Belly – Feed The Tree
from Star

Throwing Muses were one of the darlings of the burgeoning modern rock scene of the late ’80s. Personally, I didn’t pay much attention to them.

By the time MTV was making alternative rock mainstream in the early ’90s, Tonya Donnelly, who had been a member of Throwing Muses with half-sister Kristin Hersh, formed Belly. Like Throwing Muses, I mostly ignored Belly, but Feed The Tree was inescapable in 1993 and with good reason.

John Cafferty & The Beaver Brown – On The Dark Side
from Eddie And The Cruisers

The flick Eddie And The Cruisers, about a fictitious band, flopped when it was released to theaters in 1983 (I don’t recall it playing in our small, Indiana town). Then, it became a hit a year later via repeated showings on cable (which hadn’t made it to our world, yet).
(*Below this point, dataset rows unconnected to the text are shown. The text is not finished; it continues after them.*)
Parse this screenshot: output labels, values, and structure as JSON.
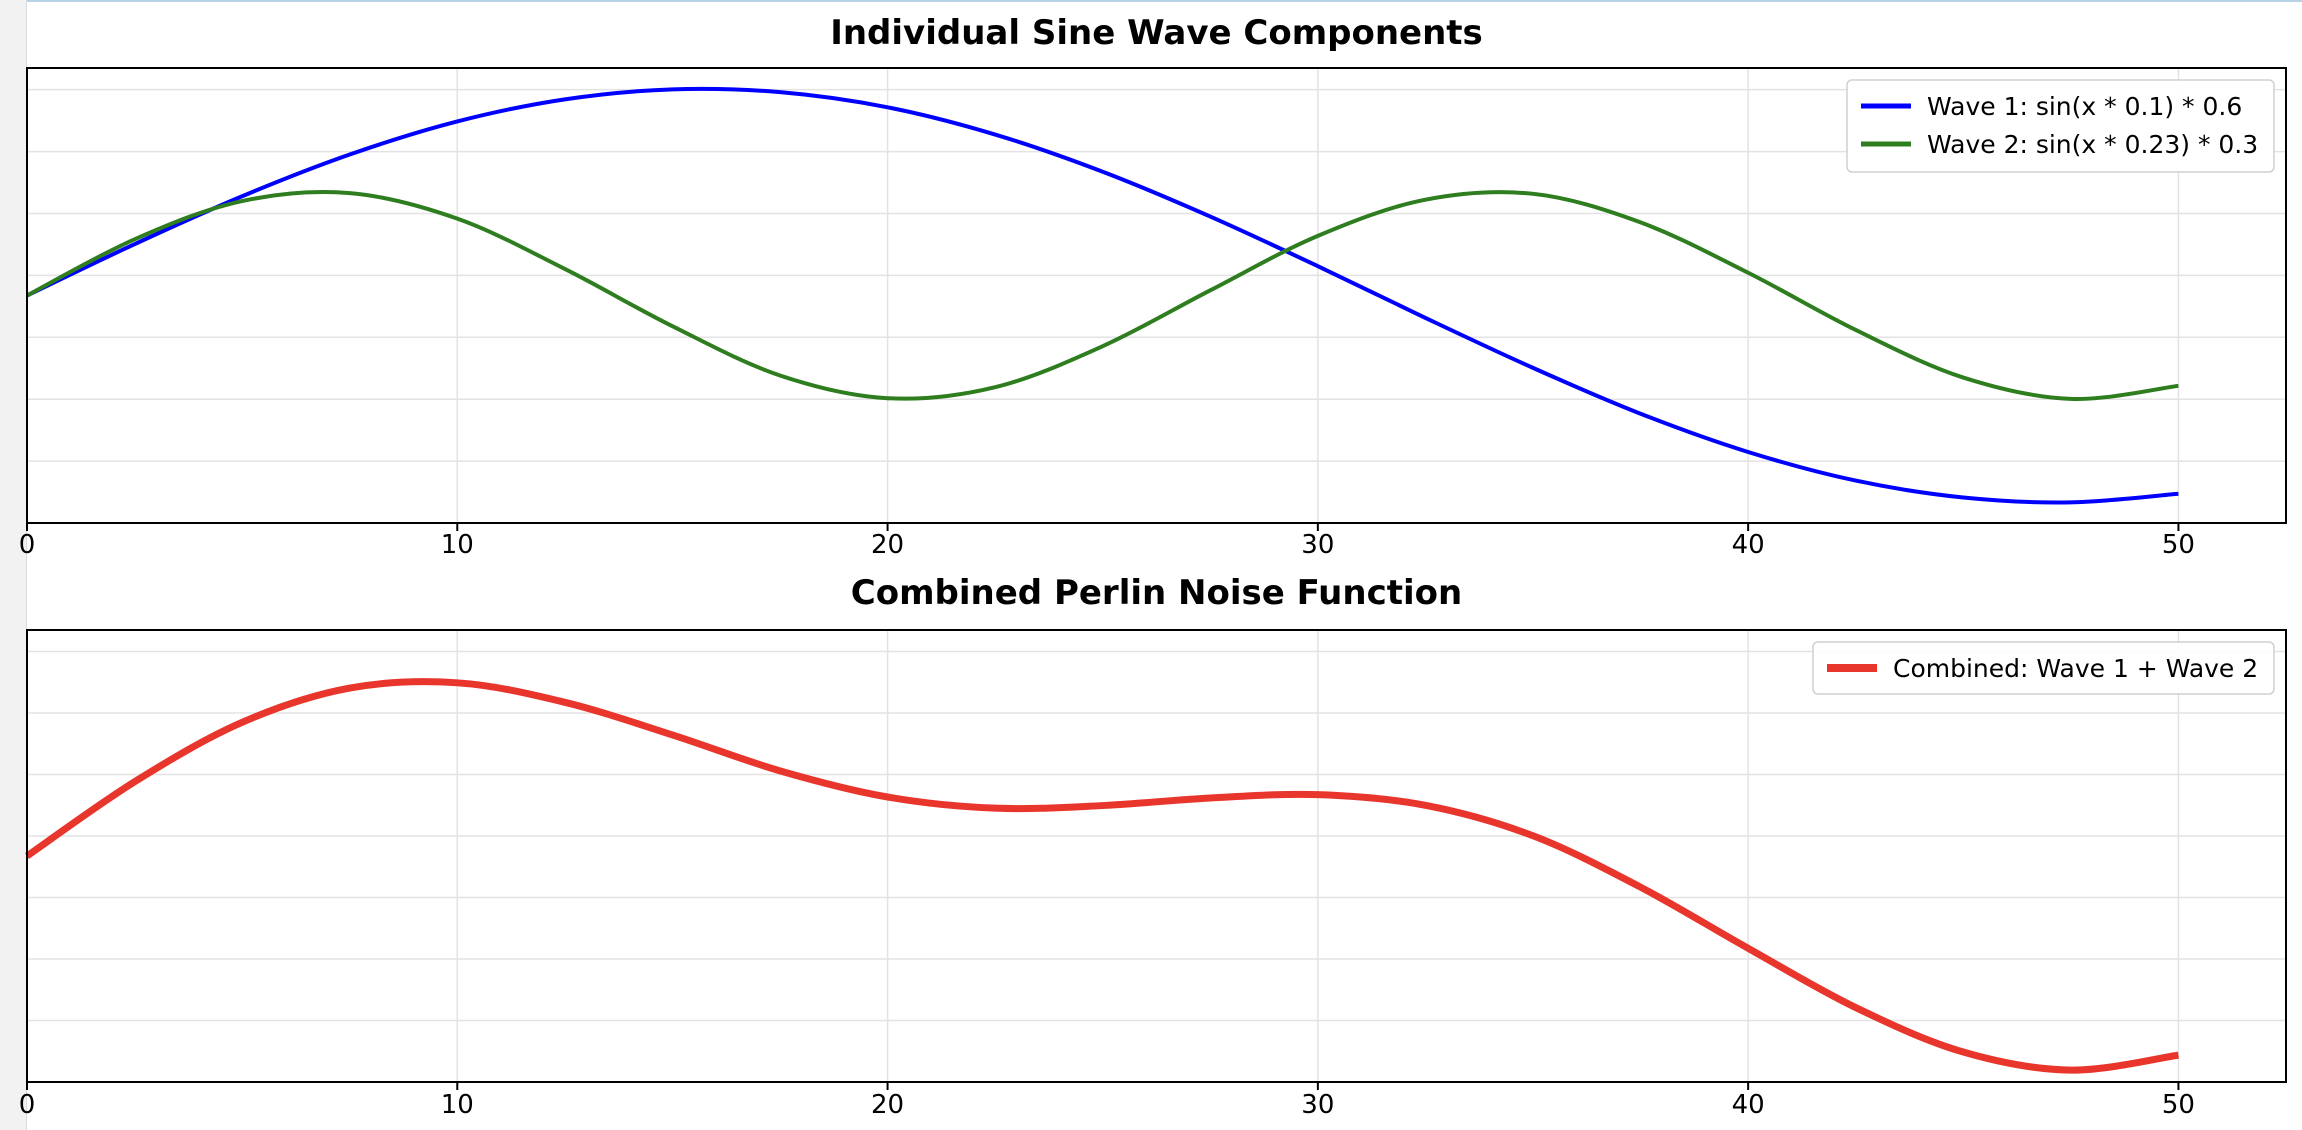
{
  "chart_data": [
    {
      "type": "line",
      "title": "Individual Sine Wave Components",
      "xlim": [
        0,
        52.5
      ],
      "ylim": [
        -0.66,
        0.66
      ],
      "x_ticks": [
        "0",
        "10",
        "20",
        "30",
        "40",
        "50"
      ],
      "grid": true,
      "legend_position": "top-right",
      "series": [
        {
          "name": "Wave 1: sin(x * 0.1) * 0.6",
          "color": "#0000ff",
          "x": [
            0,
            2.5,
            5,
            7.5,
            10,
            12.5,
            15,
            17.5,
            20,
            22.5,
            25,
            27.5,
            30,
            32.5,
            35,
            37.5,
            40,
            42.5,
            45,
            47.5,
            50
          ],
          "values": [
            0,
            0.149,
            0.288,
            0.409,
            0.505,
            0.569,
            0.598,
            0.59,
            0.546,
            0.467,
            0.359,
            0.229,
            0.085,
            -0.065,
            -0.21,
            -0.343,
            -0.454,
            -0.537,
            -0.586,
            -0.6,
            -0.575
          ]
        },
        {
          "name": "Wave 2: sin(x * 0.23) * 0.3",
          "color": "#2e7d1f",
          "x": [
            0,
            2.5,
            5,
            7.5,
            10,
            12.5,
            15,
            17.5,
            20,
            22.5,
            25,
            27.5,
            30,
            32.5,
            35,
            37.5,
            40,
            42.5,
            45,
            47.5,
            50
          ],
          "values": [
            0,
            0.163,
            0.274,
            0.297,
            0.223,
            0.077,
            -0.089,
            -0.232,
            -0.298,
            -0.266,
            -0.147,
            0.015,
            0.173,
            0.278,
            0.295,
            0.212,
            0.066,
            -0.1,
            -0.238,
            -0.3,
            -0.262
          ]
        }
      ]
    },
    {
      "type": "line",
      "title": "Combined Perlin Noise Function",
      "xlim": [
        0,
        52.5
      ],
      "ylim": [
        -0.95,
        0.95
      ],
      "x_ticks": [
        "0",
        "10",
        "20",
        "30",
        "40",
        "50"
      ],
      "grid": true,
      "legend_position": "top-right",
      "series": [
        {
          "name": "Combined: Wave 1 + Wave 2",
          "color": "#e8362c",
          "x": [
            0,
            2.5,
            5,
            7.5,
            10,
            12.5,
            15,
            17.5,
            20,
            22.5,
            25,
            27.5,
            30,
            32.5,
            35,
            37.5,
            40,
            42.5,
            45,
            47.5,
            50
          ],
          "values": [
            0,
            0.312,
            0.562,
            0.706,
            0.728,
            0.646,
            0.509,
            0.358,
            0.248,
            0.201,
            0.212,
            0.244,
            0.258,
            0.213,
            0.085,
            -0.131,
            -0.388,
            -0.637,
            -0.824,
            -0.9,
            -0.837
          ]
        }
      ]
    }
  ]
}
However, On The Dark Side was on the radio given momentum by the movie’s cable revival and the fact that, with Born In The USA a commercial juggernaut, the song (and the band’s image) bore more than a passing resemblance to Bruce Springsteen & The E Street Band.

Talking Heads – I Zimbra
from Fear Of Music

Talking Heads, who had formed while the members were in school in Rhode Island, had come to the attention of more conservative music fans in 1983 with the album Speaking In Tongues and the smash Burning Down The House. And their follow-up, the surprisingly playful Little Creatures, was ridiculously popular with my high school classmates.

The Heads (pictured above) were not a new discovery for me, though, as my friend Chris was a huge fan of the band. It was through him that I gained an appreciation for them and, especially, the album Fear Of Music and its tribal, rhythmic textures.